アレルギーを治すのに,薬の代わりにどんなビタミン剤を使ったらよいでしょうか
アレルギーの治療法はまだ知られていません。減感作療法の注射でさえ,体がアレルギーの諸症状と闘えるようになるまで,そうした症状を和らげるにすぎません。アレルギー専門医のなかには,アレルギーの治療法としてビタミンを,それもしばしば大量に用いる人がいますが,こうした病気を除き去るのにこの治療法が役立つかどうかを疑問視する研究者は少なくありません。a
皮膚テストの結果,ほとんどすべての食品に対してアレルギーのあることが分かりました。このような場合,どうしたらよいのでしょうか
最近では,ほとんどすべてのアレルギー患者が皮膚テストについて聞き及んでいます。皮膚テストの際には,アレルゲンの疑いのある食品が皮膚に注射され,それに対する反応が測定されます。自分が食べても何の問題もないような食品について皮膚に激しい反応が起きるかもしれません。それとは逆に,例えば貝に対して激しいアレルギー反応を示すことが知られている人であっても,皮膚テストではそれがはっきり現われなかったこともあります。ですから,皮膚テストではある種の食品に反応のあることが分かっていても,これまでにそれを食べて別に何の不快感も味わったことがないようなら,今後食べ続けても大丈夫でしょう。

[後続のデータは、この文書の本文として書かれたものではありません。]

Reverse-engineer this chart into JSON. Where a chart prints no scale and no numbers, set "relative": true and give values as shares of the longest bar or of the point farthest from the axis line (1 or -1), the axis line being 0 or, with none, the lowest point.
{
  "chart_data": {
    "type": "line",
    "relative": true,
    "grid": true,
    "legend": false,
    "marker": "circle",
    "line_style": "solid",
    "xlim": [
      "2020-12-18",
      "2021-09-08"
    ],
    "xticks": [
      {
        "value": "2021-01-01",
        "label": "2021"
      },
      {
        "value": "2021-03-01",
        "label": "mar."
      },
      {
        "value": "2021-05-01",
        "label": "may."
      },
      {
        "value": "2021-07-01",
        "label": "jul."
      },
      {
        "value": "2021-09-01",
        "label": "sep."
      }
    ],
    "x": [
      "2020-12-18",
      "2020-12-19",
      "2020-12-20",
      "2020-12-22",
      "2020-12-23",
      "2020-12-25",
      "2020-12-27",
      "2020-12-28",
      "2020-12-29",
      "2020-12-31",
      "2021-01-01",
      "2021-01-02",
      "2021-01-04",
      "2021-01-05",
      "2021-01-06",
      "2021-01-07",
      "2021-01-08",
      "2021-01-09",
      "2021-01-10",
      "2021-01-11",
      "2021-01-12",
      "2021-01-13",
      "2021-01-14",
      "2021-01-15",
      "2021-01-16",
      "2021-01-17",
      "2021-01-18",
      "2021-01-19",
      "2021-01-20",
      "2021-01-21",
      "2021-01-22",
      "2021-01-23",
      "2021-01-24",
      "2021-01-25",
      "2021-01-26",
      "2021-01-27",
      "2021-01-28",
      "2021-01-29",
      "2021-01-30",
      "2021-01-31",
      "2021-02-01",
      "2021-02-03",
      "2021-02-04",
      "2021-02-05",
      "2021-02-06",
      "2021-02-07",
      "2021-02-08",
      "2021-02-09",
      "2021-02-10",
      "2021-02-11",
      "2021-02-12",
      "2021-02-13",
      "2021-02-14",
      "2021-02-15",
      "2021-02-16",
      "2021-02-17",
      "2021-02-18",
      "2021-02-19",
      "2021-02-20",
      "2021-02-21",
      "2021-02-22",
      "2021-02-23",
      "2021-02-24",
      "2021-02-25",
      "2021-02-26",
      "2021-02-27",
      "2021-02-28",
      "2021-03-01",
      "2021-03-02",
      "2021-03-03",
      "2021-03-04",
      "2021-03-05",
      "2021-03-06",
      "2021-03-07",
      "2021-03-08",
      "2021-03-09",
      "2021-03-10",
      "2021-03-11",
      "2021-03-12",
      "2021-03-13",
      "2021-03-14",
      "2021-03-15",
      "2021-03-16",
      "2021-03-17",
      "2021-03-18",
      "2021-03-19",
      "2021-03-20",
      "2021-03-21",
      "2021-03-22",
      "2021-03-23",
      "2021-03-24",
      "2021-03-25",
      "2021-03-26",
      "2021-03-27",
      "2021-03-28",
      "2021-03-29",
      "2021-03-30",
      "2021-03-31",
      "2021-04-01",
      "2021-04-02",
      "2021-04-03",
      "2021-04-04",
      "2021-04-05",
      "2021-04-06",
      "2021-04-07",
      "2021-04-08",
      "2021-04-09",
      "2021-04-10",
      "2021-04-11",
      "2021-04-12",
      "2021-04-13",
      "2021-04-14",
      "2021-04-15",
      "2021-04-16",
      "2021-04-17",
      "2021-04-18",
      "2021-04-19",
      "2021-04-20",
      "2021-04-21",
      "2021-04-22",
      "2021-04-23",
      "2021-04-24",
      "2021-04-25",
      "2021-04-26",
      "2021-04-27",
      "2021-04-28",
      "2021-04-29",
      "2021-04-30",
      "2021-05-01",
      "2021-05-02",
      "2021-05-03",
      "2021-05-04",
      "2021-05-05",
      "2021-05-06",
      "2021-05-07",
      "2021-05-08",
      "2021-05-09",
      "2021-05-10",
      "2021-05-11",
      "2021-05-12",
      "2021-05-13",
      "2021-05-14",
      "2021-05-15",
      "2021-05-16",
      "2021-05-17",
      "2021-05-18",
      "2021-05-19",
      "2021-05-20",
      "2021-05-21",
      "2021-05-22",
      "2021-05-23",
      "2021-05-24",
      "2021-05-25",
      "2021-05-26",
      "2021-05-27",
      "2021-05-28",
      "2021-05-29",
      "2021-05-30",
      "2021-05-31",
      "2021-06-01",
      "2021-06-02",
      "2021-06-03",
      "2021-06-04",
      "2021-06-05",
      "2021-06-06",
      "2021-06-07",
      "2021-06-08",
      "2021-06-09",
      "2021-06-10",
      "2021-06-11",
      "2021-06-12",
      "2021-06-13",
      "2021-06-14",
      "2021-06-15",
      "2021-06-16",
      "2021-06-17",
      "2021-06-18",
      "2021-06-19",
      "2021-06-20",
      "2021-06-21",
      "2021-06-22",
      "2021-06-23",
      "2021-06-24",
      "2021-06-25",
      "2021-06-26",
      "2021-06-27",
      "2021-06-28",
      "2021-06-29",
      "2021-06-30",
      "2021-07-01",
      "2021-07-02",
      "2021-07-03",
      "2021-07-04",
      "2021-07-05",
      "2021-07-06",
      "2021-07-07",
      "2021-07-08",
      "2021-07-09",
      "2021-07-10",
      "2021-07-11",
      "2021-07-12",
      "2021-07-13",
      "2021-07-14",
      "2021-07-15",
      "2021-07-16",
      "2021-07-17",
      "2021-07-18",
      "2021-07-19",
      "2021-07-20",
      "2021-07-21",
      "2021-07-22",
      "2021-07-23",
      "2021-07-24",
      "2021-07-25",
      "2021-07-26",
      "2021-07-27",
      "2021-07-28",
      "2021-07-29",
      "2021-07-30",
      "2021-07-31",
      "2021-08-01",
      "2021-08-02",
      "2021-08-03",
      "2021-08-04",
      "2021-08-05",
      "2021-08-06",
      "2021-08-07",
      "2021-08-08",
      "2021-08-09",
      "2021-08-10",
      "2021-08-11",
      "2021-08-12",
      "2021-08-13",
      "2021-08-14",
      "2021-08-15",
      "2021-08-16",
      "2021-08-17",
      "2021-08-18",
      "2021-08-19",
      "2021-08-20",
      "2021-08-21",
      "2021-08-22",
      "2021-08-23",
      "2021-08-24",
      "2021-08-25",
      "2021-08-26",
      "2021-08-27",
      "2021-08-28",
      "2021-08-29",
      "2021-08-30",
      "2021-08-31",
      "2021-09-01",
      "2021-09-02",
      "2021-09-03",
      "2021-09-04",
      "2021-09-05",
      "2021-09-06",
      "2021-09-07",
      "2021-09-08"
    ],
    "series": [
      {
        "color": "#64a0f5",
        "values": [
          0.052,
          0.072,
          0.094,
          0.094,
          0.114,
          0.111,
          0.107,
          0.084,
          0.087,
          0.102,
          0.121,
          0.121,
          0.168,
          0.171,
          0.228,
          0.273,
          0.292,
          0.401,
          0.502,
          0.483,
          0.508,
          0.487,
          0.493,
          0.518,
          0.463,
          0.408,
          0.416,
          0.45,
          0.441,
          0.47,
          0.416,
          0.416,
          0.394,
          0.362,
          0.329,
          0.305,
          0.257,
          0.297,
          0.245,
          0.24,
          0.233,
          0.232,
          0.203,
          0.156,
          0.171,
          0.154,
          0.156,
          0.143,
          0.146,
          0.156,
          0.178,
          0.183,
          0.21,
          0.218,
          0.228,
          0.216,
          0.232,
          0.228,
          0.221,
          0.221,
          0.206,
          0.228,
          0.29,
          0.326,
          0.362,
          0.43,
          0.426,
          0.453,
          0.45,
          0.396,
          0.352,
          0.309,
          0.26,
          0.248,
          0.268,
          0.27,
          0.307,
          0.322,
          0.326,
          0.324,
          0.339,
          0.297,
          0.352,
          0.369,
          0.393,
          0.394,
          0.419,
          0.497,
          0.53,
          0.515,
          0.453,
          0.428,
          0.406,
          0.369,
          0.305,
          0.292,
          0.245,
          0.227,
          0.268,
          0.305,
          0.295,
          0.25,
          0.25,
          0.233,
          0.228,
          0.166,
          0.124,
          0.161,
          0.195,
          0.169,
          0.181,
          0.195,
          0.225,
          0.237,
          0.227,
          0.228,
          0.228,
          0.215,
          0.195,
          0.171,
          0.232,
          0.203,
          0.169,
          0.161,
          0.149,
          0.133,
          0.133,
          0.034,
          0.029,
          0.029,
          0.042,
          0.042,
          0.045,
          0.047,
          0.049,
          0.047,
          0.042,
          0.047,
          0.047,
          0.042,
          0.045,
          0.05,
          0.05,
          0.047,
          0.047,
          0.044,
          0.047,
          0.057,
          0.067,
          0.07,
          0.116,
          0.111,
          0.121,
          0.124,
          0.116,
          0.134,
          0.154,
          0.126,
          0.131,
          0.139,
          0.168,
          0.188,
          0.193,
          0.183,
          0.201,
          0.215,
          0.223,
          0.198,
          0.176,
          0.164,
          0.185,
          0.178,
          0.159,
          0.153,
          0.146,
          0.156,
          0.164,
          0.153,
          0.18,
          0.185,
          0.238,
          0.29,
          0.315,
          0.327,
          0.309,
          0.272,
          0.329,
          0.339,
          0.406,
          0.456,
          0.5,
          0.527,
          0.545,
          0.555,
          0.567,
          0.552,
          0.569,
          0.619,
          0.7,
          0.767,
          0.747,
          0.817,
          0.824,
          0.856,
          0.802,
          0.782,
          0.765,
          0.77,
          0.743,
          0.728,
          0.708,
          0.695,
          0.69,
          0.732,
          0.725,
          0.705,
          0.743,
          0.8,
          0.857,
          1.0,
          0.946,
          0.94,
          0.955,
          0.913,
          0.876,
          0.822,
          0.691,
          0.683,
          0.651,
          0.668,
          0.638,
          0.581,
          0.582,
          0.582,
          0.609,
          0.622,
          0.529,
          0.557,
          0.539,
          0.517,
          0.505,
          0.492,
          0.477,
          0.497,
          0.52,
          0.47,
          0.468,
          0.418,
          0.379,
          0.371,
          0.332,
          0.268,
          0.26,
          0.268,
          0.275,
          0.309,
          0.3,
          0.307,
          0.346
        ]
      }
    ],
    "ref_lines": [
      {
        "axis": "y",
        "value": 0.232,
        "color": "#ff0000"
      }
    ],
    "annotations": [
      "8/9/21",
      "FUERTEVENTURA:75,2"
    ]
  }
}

偏頭痛があるのですが,これはアレルギーのせいでしょうか
頭の中の血管が拡張すると,偏頭痛が起こります。最近の分析調査により,ある種の食品にはそうした頭痛を引き起こす化学物質の含まれていることが明らかになっています。チョコレートやバナナ,ナッツ,ワイン,チーズ,ホットドッグ,調味料のグルタミン酸ナトリウムなどに疑いの目が向けられています。偏頭痛の原因になる事柄はほかにも数多くありますが,ほかの原因を除いてもまだ頭痛が取れないようなら,偏頭痛に悩む人はこうした食品を自分が食べる物の中から除くことを考えても良いでしょう。専門家の間では,偏頭痛の問題はアレルギーとしてではなく,化学的な問題として扱われているようです。
妊娠している時には,アレルギー疾患がよくなったように思えるのはなぜですか
中には症状の悪化する人もいますが,大抵の女性のアレルギー疾患は妊娠中には軽くなります。その原因はホルモンの成分にあるようです。詳しい理由は分かっておらず,これはアレルギーという問題について学ぶべき事柄がまだどれほどあるかを示す別の事例になっています。